His conviction and transportation had been so rapid that only a confused recollection of it existed in his memory. He remembered the Assize Court—how the sun insolently, ironically, cast his joyous, sparkling beams into the gloomy, densely packed apartment. The hall, dismal and smoke-begrimed, is anything but imposing at best, but it was filled with the foetid exhalations from the crowd that had long taken up every vacant space. The gendarmes at his side looked at one another and smiled. The evidence was given—what it was he did not thoroughly understand—yet he, an upright man, resolute, honest to the very soul, and good-natured to simplicity, found himself accused of complicity in the murder of a man he had never heard of. Despondent at Valérie’s desertion, he took no steps to defend himself; he was heedless of everything.

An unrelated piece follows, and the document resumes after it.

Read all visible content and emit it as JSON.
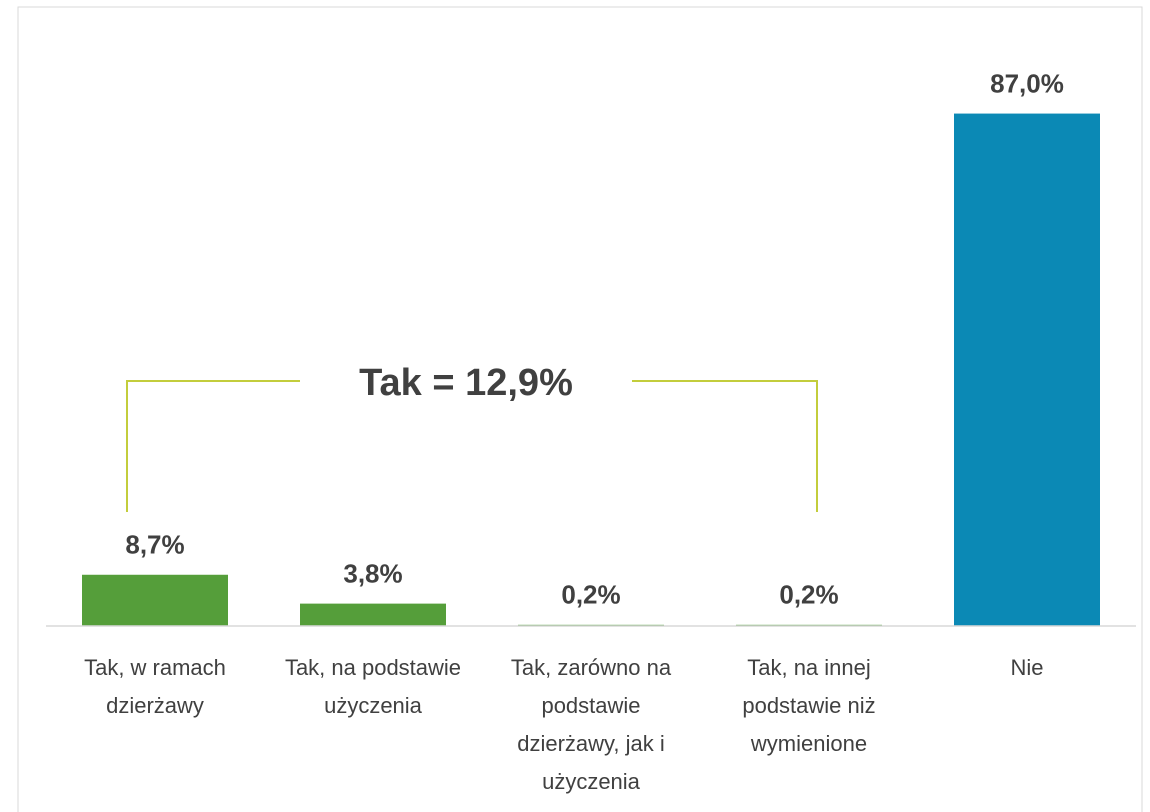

Then the verdict was pronounced, and the sentence—fifteen years’ penal servitude!
He heard it, but in his apathetic frame of mind he was unaffected by it. He smiled as he recognised how mean was this noted Criminal Court of the Seine, with its paltry chandelier, the smoky ceiling, and the battered crucifix that hung over the bench on which the judges sat in their scarlet robes. Suddenly he thought of Valérie. Surely she would know through the newspapers that his trial was fixed for that day? Why did she not come forward and assist him in proving his innocence.
He strained his eyes among the sea of faces that were turned towards him with the same inquisitive look. She was not there.
“Prisoner, have you anything to say?” asked the presiding judge, when he delivered sentence.
The question fell upon Hugh’s ears and roused him. The thought that Valérie had made no sign since his arrest, although he had written to her, again recurred to him. The die was cast. What probability, what hope, was there of liberty? For the twentieth time, perhaps, this cruel agony, this doubt as to Valérie’s faithfulness, returned to him. She was absent; she had forsaken him.
“Will you answer me, prisoner? Have you anything to say?” repeated the judge sternly.